“Complexity beteween hype and history” by Arianna Borrelli (TU Berlin).
Speaking about the history of computing, Michael Mahoney stated that “hype hides history” (2005) and, indeed, the same could be said of the history of complexity. Between the 1980s and the early ’90s the study of complex systems and related areas (deterministic chaos, nonlinear systems) established itself as a new disciplinary field, and did so amid a sweeping wave of consensus that this development represented both a breakthrough for and an epochal break in the sciences. These claims originated from the academic community, but reached well beyond it and were supported and expanded by successful popular science books published at the same time as the first scientific journals devoted to the new field appeared. Both academic and popular discussions supported the claims of novelty by offering reconstructions of the history of the field rich in stories of forgotten classics, chance discoveries and parallel developments which suddenly converged. Hype and history were closely bound right from the beginning and, rather than attempting to unravel them, in my presentation I will take a closed look at the way in which earlier and later historiography might have shaped the complexity hype, and possibly the notion of complexity itself.

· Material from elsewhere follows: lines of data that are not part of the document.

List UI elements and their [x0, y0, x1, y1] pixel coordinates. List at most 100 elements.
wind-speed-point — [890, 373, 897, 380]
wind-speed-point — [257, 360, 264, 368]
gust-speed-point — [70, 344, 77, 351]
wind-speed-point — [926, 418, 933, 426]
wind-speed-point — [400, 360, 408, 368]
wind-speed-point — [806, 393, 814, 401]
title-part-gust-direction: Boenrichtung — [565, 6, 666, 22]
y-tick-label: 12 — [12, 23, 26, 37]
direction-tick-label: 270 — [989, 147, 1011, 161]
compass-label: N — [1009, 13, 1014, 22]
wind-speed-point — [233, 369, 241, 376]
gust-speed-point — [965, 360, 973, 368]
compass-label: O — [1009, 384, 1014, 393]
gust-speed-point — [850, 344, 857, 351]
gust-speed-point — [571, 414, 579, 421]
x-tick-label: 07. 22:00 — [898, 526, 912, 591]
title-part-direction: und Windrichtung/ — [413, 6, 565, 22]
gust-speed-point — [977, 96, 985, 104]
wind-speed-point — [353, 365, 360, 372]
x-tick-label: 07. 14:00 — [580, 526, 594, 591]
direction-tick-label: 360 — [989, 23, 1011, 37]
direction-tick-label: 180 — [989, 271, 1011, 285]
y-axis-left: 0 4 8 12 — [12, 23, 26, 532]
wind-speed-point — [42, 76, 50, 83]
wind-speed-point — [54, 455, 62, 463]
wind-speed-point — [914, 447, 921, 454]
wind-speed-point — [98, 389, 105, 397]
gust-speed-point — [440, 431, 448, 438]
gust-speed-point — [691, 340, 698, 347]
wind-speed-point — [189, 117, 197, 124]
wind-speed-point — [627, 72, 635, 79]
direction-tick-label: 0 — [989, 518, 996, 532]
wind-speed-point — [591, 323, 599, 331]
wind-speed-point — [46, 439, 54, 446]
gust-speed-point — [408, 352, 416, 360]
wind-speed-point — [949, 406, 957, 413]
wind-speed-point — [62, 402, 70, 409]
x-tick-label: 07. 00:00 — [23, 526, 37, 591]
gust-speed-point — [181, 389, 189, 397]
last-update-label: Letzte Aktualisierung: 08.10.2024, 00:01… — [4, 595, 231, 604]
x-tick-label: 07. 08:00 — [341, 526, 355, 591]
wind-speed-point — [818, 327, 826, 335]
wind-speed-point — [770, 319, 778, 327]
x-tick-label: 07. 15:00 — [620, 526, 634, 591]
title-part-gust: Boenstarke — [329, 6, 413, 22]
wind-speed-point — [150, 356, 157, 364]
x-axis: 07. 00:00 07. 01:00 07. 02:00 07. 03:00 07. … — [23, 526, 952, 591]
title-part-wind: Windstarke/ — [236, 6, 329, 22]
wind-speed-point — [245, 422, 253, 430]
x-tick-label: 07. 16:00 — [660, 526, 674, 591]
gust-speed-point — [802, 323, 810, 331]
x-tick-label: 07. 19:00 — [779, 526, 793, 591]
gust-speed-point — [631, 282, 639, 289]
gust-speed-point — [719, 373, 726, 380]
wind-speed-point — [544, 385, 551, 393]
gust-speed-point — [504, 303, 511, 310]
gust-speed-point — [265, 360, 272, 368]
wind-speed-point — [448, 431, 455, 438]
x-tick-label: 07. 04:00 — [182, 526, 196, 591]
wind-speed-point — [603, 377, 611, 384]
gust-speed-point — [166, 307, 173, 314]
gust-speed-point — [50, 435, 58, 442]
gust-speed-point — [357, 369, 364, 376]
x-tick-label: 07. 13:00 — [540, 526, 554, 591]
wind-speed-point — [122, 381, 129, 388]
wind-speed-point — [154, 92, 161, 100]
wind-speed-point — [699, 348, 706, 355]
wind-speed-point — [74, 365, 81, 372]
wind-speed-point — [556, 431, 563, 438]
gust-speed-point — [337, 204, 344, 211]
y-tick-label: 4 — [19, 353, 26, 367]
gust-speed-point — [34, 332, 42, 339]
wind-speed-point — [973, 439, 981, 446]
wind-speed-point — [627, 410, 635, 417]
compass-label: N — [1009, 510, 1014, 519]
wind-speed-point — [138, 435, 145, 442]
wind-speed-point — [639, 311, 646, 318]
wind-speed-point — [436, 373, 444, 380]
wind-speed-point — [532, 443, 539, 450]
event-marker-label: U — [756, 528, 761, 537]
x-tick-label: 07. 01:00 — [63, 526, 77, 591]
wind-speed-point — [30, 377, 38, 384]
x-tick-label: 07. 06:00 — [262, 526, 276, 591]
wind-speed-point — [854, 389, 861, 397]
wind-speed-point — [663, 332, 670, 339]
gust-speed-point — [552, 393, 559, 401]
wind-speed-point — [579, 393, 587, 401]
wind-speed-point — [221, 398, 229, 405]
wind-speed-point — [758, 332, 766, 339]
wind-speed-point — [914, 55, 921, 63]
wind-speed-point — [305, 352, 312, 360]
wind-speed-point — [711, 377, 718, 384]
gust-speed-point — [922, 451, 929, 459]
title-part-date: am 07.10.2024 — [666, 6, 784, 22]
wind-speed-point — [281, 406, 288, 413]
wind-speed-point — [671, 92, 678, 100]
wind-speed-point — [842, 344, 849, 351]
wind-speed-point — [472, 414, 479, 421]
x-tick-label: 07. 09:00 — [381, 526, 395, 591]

Arianna Borrelli is a historian and philosopher of natural philosophy and modern science. Her overarching research interest is the relationship between scientific knowing and the strategies employed to mediate it, like words, images, formulas or code. Her fields of research include medieval cosmology, early modern meteorology, natural magic and quantum physics, with current work focusing on the historical-epistemological premises and implications of the increasing use of computational tools in science. She holds degrees in both physics and philosophy and a PhD and habilitation in history of science, the latter with the thesis: Formulating phenomena: concept formation and the materiality of theory in the early modern and modern period (TU Berlin 2018). Borrelli held research positions in physics (Rome, CERN) and in history and philosophy of science (MPIWG, Wuppertal, TU Berlin, Lüneburg). She is currently President-Elect of the Commission on History and Philosophy of Computing (HaPoC).
This event is part of our summer semester 2023 lecture series “Complexity“.